ところが、今では定年退職をしてもローンの返済が残っている、退職金がない(あってもわずか)、公的年金だけでは暮らしていけない、という現実があり、またそれを多くの人が知るところとなりました。
そうであれば持ち家を最初から持たず、一生を賃貸暮らしで過ごしても構わない・・・と思う人が増えたのも頷けます。
どちらが正しい/間違っているではなく、自分の生活環境や生き様次第で正解は変わってくると思います。
私は昔から「持ち家派」ですが、「賃貸派」の言い分もよくわかります。
根底にあるのは「その人の価値観/哲学」であり人生をどのようにとらえているかによると思います。

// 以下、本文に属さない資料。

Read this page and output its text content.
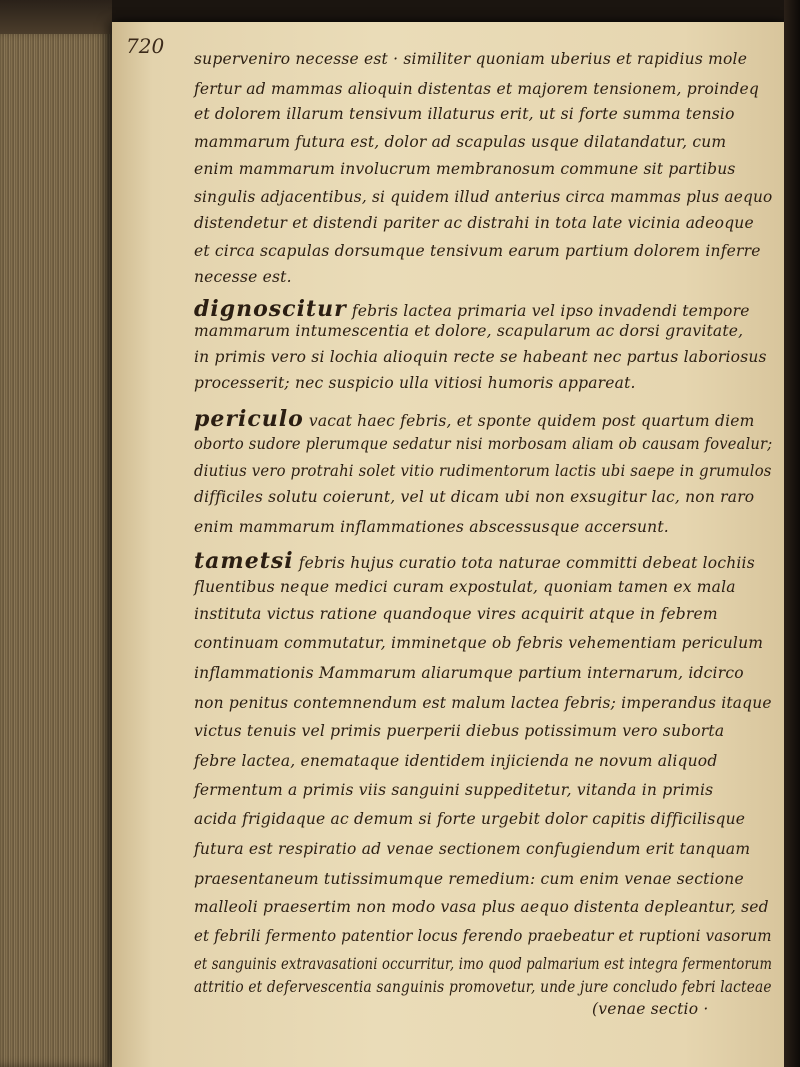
superveniro necesse est · similiter quoniam uberius et rapidius mole
fertur ad mammas alioquin distentas et majorem tensionem, proindeq
et dolorem illarum tensivum illaturus erit, ut si forte summa tensio
mammarum futura est, dolor ad scapulas usque dilatandatur, cum
enim mammarum involucrum membranosum commune sit partibus
singulis adjacentibus, si quidem illud anterius circa mammas plus aequo
distendetur et distendi pariter ac distrahi in tota late vicinia adeoque
et circa scapulas dorsumque tensivum earum partium dolorem inferre
necesse est.
dignoscitur febris lactea primaria vel ipso invadendi tempore
mammarum intumescentia et dolore, scapularum ac dorsi gravitate,
in primis vero si lochia alioquin recte se habeant nec partus laboriosus
processerit; nec suspicio ulla vitiosi humoris appareat.
periculo vacat haec febris, et sponte quidem post quartum diem
oborto sudore plerumque sedatur nisi morbosam aliam ob causam fovealur;
diutius vero protrahi solet vitio rudimentorum lactis ubi saepe in grumulos
difficiles solutu coierunt, vel ut dicam ubi non exsugitur lac, non raro
enim mammarum inflammationes abscessusque accersunt.
tametsi febris hujus curatio tota naturae committi debeat lochiis
fluentibus neque medici curam expostulat, quoniam tamen ex mala
instituta victus ratione quandoque vires acquirit atque in febrem
continuam commutatur, imminetque ob febris vehementiam periculum
inflammationis Mammarum aliarumque partium internarum, idcirco
non penitus contemnendum est malum lactea febris; imperandus itaque
victus tenuis vel primis puerperii diebus potissimum vero suborta
febre lactea, enemataque identidem injicienda ne novum aliquod
fermentum a primis viis sanguini suppeditetur, vitanda in primis
acida frigidaque ac demum si forte urgebit dolor capitis difficilisque
futura est respiratio ad venae sectionem confugiendum erit tanquam
praesentaneum tutissimumque remedium: cum enim venae sectione
malleoli praesertim non modo vasa plus aequo distenta depleantur, sed
et febrili fermento patentior locus ferendo praebeatur et ruptioni vasorum
et sanguinis extravasationi occurritur, imo quod palmarium est integra fermentorum
attritio et defervescentia sanguinis promovetur, unde jure concludo febri lacteae
(venae sectio ·
720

借金をして家・マンションを買うというのは、カツカツの生活費しか稼げていない人にとっては非常にリスクが高い買い物であることは間違いありません。
だからこそ、自分の収入を今後も継続して増やしていける人には「購入が正解」となり、収入を増やせない人にとっては「賃貸が正解」となるとも言えそうです。
金額が年収の何倍もする購入物を、多額の借金をして、しかも金利上昇リスク/定期収入の喪失リスクを背負ってまで購入することは確かにキケンです。
ここしばらくの間低金利時代が続いています。
人々は「低金利が当たり前」という認識に陥っていますが、でも金利上昇リスクを甘く見てはいけないと思います。
ただし、ここで大事なのは、リスクに対して盲目的になることでもリスクを全面的に受け入れることでもなく、あくまでもリスクを承知したうえで自分の行動計画を練り、悔いのない生き方を貫き通すこと」だと思います。